Realm of the Mad God (RotMG) is one of my favorite games. It's a bullet hell MMORPG that's been around for more than a decade. Known for its cute pixel art sprite graphics, intense projectile patterns, and a permadeath mechanic (that's right, permadeath), RotMG is not a game for everyone. It's common for people to spend countless hours on a character only to lose it in a matter of milliseconds, yet people somehow still find the ability and desire to traverse the most difficult dungeons and navigate absurd obstacles for the chance at acquiring incredible loot.

As I was doing exactly this, I discovered something interesting. In what most players consider the hardest dungeon of the game, there is sometimes a puzzle: a 3x3 array of towers, each illuminated with a red or green light.

The goal is simple: turn all of the towers green by shooting them, and you'll progress towards the next boss. Considering the fact that the other options to progress all consist of fighting tens of enemies, this route seems much easier, but there's a catch: any time a tower switches colors, the adjacent towers also switch colors. As a result, the puzzle is hard enough for players to solve that it sometimes ends up being faster for the group to clear enemies instead.

I became interested in how to best solve this puzzle and the math behind it, so I went online to investigate.

The Origins of Puzzle

RotMG's puzzle is nothing new. The original puzzle is called Lights Out, which was released as a toy by Tiger Games in 1995. The toy was a 5x5 grid instead of 3x3, and instead of green and red towers, there were lit and unlit buttons. The goal was to turn all of the lights off, hence the name. It turns out that this game is popular among mathematicians and has had a lot of study done about it. One website in particular, Jaap's Puzzle Page, has a comprehensive page on the game.

In fact, RotMG isn't even the first game to have a Lights Out puzzle in it.
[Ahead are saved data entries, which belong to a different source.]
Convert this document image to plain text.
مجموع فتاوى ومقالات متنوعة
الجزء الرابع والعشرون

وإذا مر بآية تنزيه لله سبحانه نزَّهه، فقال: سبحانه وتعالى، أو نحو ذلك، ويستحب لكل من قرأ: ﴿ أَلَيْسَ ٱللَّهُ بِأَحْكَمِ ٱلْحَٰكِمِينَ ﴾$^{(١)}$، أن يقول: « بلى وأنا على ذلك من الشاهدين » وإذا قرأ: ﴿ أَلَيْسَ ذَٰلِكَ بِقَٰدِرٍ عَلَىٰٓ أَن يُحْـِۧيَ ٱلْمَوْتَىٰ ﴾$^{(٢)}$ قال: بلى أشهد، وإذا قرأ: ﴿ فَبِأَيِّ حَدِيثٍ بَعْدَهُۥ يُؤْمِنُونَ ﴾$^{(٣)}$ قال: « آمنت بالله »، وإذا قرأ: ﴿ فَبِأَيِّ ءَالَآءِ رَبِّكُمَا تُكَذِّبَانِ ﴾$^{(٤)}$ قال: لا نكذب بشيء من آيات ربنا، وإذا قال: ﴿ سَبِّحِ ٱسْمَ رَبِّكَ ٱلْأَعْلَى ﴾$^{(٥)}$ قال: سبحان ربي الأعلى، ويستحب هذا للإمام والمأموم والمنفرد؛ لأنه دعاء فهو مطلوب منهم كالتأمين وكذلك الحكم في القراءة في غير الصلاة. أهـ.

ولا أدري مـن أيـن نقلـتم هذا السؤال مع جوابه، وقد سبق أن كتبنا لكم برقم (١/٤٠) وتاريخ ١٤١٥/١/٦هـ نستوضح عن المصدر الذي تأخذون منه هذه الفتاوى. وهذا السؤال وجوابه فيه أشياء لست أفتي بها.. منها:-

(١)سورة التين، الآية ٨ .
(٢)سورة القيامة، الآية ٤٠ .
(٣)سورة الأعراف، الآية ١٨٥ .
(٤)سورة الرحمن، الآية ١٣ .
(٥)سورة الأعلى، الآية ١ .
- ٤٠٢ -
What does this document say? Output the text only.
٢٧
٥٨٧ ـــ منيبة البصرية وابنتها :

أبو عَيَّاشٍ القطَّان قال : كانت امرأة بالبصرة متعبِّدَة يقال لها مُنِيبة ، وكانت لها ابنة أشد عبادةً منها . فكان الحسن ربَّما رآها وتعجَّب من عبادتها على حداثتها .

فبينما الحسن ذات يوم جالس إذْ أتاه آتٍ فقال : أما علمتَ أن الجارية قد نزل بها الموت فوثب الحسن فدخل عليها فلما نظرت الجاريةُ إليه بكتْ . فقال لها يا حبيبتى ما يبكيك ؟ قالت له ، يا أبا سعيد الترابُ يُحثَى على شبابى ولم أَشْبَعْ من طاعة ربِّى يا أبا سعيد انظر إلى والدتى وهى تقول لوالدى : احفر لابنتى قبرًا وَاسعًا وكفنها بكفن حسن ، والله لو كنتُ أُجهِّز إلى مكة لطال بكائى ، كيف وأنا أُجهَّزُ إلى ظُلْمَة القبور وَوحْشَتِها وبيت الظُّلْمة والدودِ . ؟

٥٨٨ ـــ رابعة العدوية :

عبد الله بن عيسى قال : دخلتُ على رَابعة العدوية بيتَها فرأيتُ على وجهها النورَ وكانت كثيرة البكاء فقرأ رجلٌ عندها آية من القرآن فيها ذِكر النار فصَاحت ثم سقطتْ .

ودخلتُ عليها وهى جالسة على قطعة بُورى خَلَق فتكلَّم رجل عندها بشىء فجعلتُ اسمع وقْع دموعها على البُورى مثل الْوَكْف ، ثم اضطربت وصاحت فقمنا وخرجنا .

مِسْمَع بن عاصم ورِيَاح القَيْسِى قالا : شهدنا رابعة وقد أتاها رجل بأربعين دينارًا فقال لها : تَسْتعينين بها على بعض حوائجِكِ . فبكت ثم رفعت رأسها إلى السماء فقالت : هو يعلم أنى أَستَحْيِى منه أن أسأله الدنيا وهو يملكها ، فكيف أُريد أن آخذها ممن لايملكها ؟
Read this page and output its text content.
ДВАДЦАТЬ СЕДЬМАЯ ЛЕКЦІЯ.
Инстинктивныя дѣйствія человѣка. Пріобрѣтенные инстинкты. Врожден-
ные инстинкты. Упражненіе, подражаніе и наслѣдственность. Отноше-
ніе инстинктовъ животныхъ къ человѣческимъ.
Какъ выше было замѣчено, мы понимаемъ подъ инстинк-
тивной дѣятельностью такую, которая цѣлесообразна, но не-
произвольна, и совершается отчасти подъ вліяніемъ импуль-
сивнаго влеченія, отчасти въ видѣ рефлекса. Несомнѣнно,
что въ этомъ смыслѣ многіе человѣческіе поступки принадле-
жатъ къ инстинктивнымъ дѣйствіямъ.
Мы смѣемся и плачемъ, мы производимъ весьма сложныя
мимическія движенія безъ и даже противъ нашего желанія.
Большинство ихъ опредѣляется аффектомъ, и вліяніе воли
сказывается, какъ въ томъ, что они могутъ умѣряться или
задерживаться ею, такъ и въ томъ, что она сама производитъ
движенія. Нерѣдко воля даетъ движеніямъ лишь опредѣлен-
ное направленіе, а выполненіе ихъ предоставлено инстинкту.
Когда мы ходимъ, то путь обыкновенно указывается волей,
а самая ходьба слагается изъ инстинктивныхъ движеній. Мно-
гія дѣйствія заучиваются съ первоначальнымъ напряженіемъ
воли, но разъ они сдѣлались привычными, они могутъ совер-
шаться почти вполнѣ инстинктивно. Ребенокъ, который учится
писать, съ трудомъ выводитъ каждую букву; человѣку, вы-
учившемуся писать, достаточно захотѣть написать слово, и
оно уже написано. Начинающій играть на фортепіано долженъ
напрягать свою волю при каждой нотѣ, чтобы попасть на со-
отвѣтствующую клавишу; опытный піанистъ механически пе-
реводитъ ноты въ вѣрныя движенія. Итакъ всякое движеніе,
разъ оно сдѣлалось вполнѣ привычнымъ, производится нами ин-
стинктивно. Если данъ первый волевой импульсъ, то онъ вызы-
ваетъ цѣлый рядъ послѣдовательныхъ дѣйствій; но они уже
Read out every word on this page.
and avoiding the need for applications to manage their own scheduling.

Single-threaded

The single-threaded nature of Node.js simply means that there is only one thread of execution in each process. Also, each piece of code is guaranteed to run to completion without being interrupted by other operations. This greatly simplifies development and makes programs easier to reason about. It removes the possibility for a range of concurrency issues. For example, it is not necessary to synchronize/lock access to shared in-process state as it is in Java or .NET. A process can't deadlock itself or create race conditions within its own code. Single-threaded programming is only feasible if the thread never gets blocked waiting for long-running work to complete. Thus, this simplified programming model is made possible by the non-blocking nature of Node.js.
This YouTube video by Physics for the Birds shows variants of Lights Out in The Legend of Zelda: Link's Awakening and LEGO Star Wars: The Skywalker Saga. Physics for the Birds also explains how to solve Lights Out, so if you'd rather watch a video, I recommend theirs.

Although this topic has clearly been discussed in great detail, I still want to write about it. One of the best ways to learn something is by explaining it to others, after all! The 3x3 version is a great place to start talking about the math behind the game, and my initial intention was to study the RotMG version anyways, so I'll be talking about this version. I'll try to add some narrative flair and describe my intuition in order to make readers feel like they're discovering the math with me, but I don't know how well I'll do at that. I'll also be assuming knowledge of an undergraduate math major, so be prepared.

First, here's a version of the game if you want to play it:

Solving Puzzle

Let's think about how to frame the game in mathematical terms. To start, it seems sensible to assign each tower a sort of ID in order to distinguish them, so let's do that. We'll label each tower \(t_1\), \(t_2\), \(t_3\), and so on, up to \(t_9\).

\(t_1\)
\(t_2\)
\(t_3\)
\(t_4\)
\(t_5\)
\(t_6\)
\(t_7\)
\(t_8\)
\(t_9\)

For the colors, I initially thought about representing them with booleans: true for green, and false for red. However, this representation proved troublesome to work with, since I couldn't get equations with them. I had really wanted to encode the colors as numbers so that I could form equations, and that's when I realized the colors can be encoded as the parity of the number of times the towers' lights have been switched.

Let me try to explain it better: assume all of the towers should be red at the beginning. At the start of the puzzle, if a tower is red, its value is 0 since it's been switched zero times, which is an even number of times. If a tower is green, its value is 1 since it must have been switched an odd number of times as it was initially red. Whenever a tower switches colors, the number of times the tower and its adjacent towers increments by one, so the parity of those towers switches. Therefore, a tower goes from 0 to 1 or from 1 to 0 when switched.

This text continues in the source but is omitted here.